Most visibly, this will increase the amount of real-time it takes for the game-time to tick forward into the next day. > openttd-cargodist-sprinkles-r19964-win32 > Day length factor to linearly increase the number of ticks in a day. The most recent version is found at the end of the topic:

openttd cargodist

There are combined win32 builds/binaries (with cargodist and autosep) to be found in this thread. The combined builds here additionally contain the timetable-based vehicle autoseparation patche(s). The most significant change is the introduction of an adjustable DAY_TICKS value (along with some related tweaks), and the possibility to scale down the passenger/mail amounts generated by towns. I've experimented with dynamic_casting and using pointers in my map, but from other answers I've seen, this doesn't seem to be a particularly good way to do it.This is a collection of small patches intended to be used in conjunction with cargodist. I'd love to hear what others would think the best way to approach this problem would be.

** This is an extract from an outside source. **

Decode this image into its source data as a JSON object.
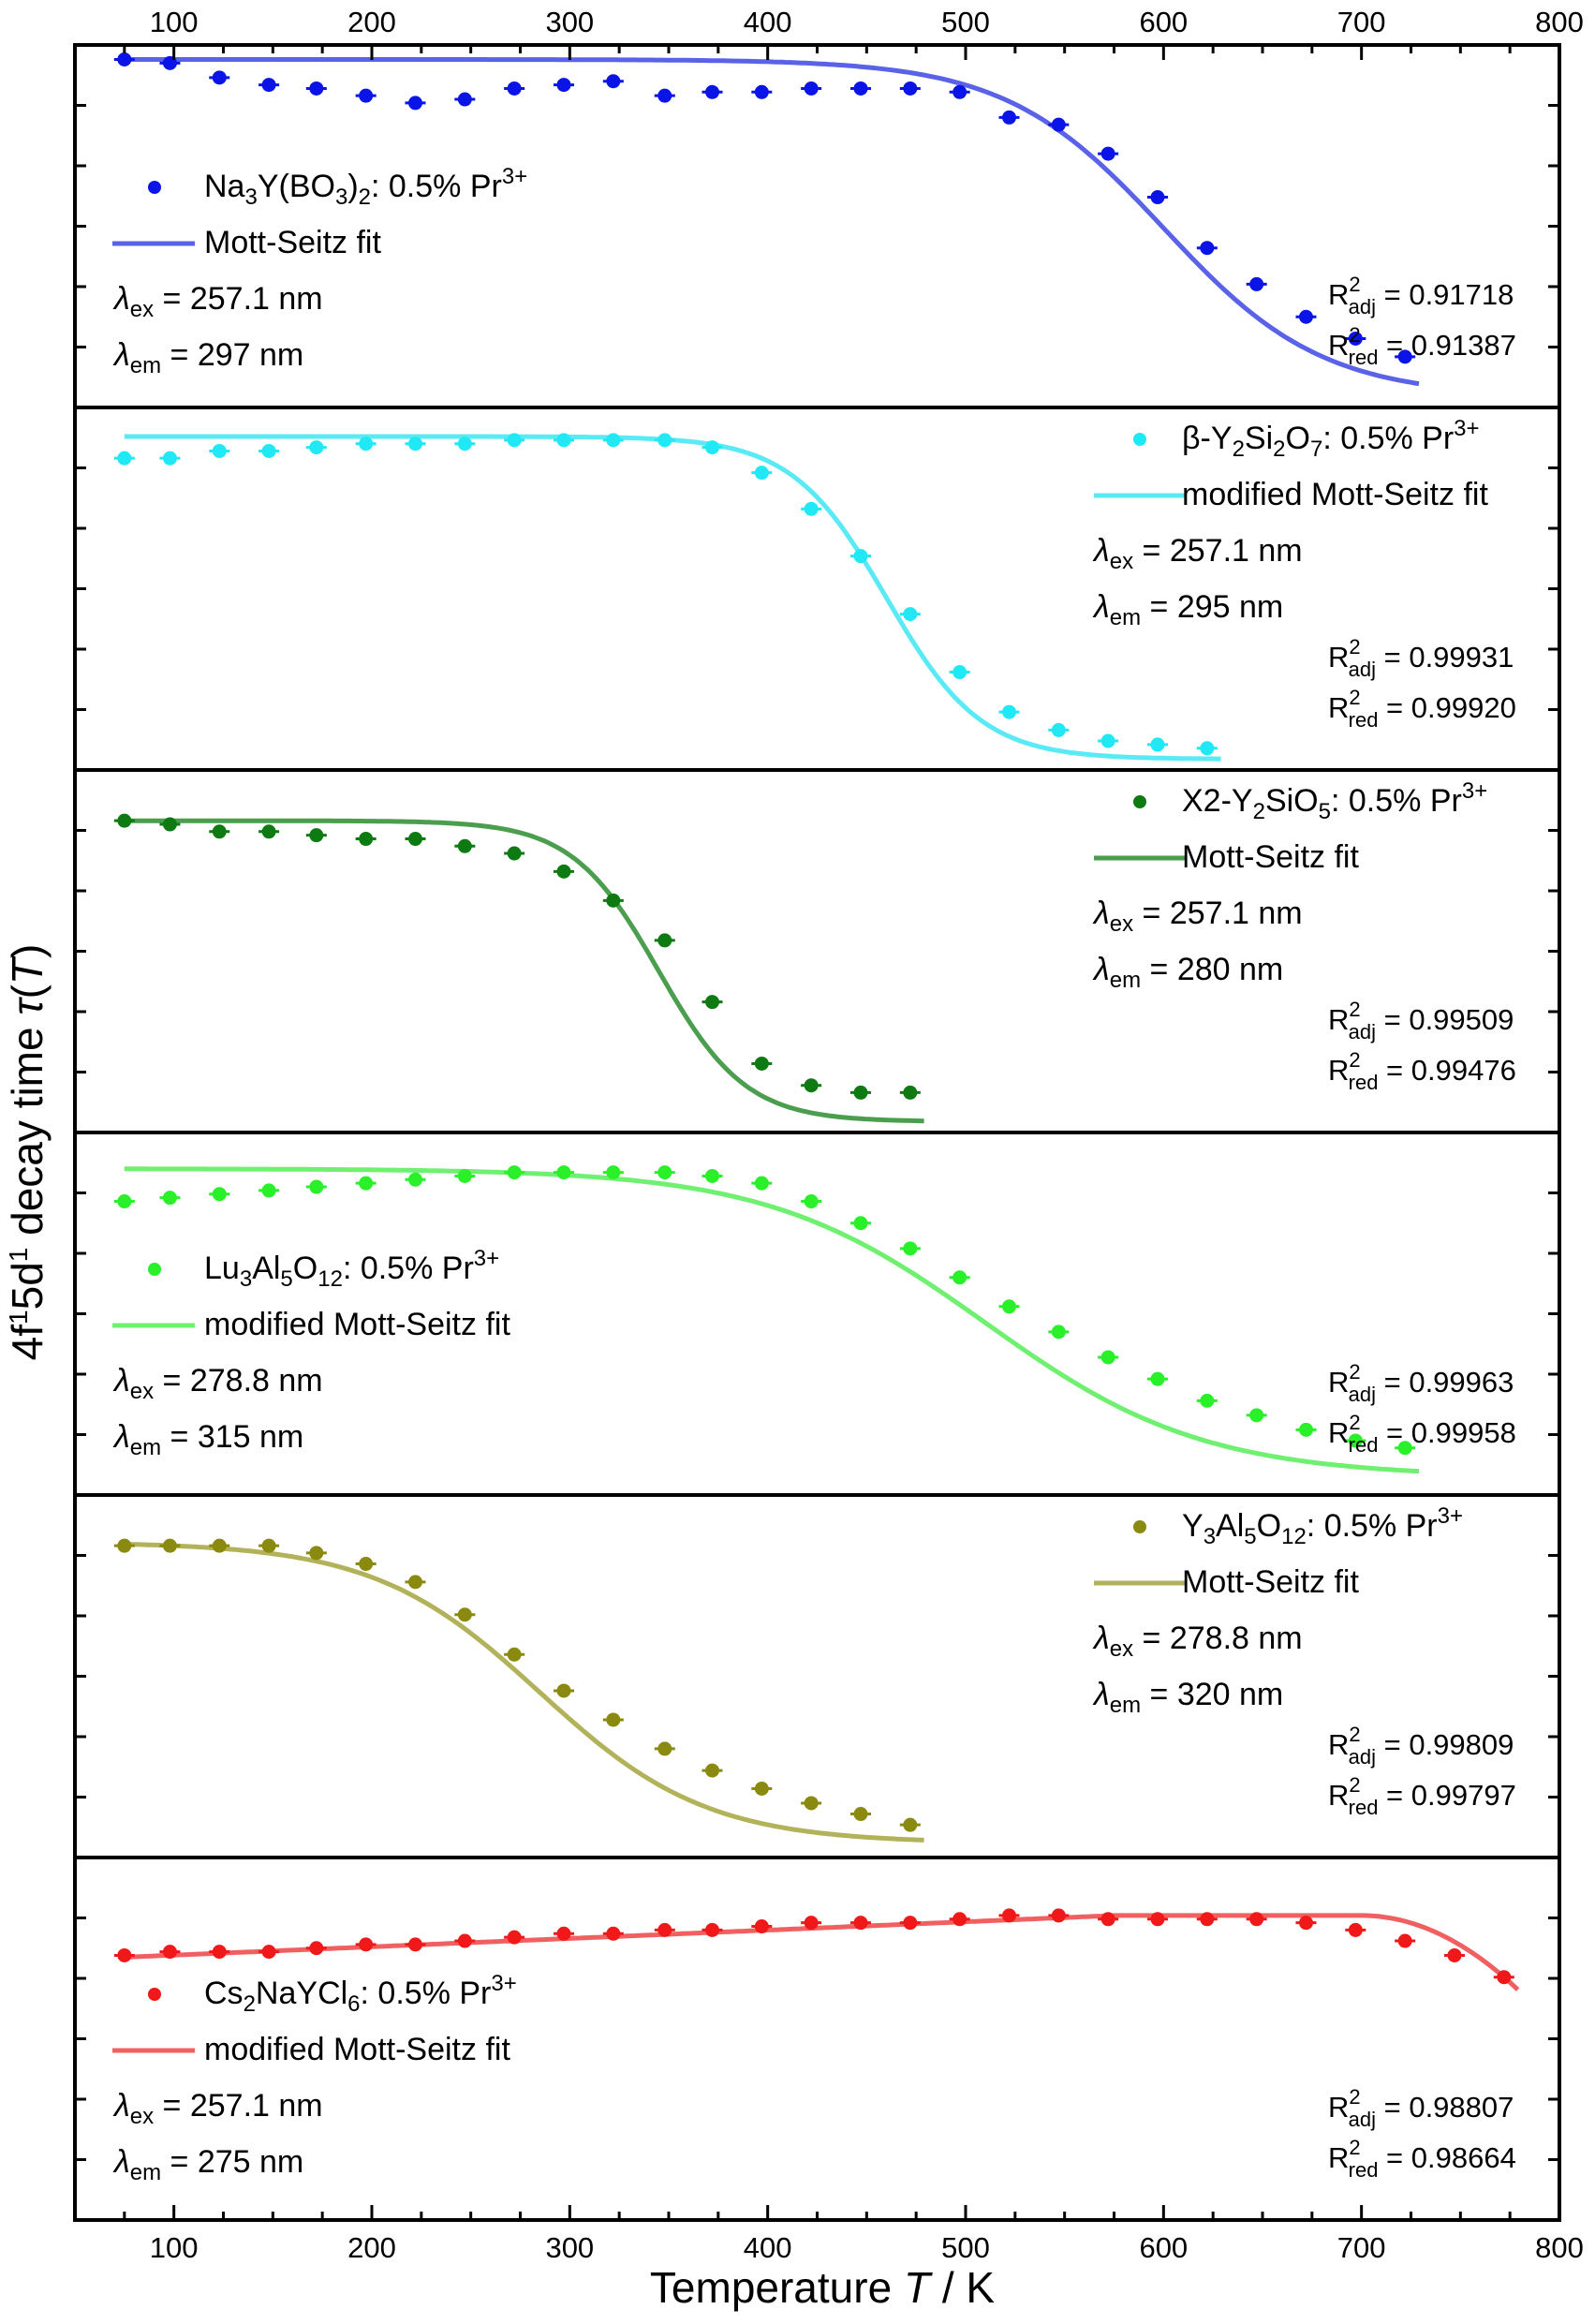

I've been trying to use open source projects like OpenTTD and some of the Habbo Hotel emulators to figure all of this out, but to no avail. My first test was going to be to be able to place items on the map and then be able to query the sum of, say, all of the capacities of the container objects - just to make sure it works before moving on to the next step. I haven't fully scoped out the game yet, so at the moment I was just giving different objects different member variables - such as a container object that has a capacity, a heater object that has an energy rating, and so on. I had (wrongly) assumed that I would be able to have some sort of heterogenous container for all objects on the map, which I could loop through and run object-type-specific logic during the game loop. All of this, while maybe not being the best approach, works, until I try to subclass Objects to give them different functionality. I have been able to create and render objects (like a table) using a fairly clunky debug class, contained within the Map class as a std::map and giving Objects X/Y coordinates so the Map can render them in the right places. I have successfully implemented ground tiles and drawing them, et cetera, using a Tile class (held inside a Map class), but I would like to now be able to add objects on top of tiles. MyMap->func() // get the overloaded versionįor the last few weeks, I've been trying to develop an isometric, tile-based tycoon-style crafting game in my spare time (and really only to see if I am capable) and I have run up against a design challenge that I am struggling with.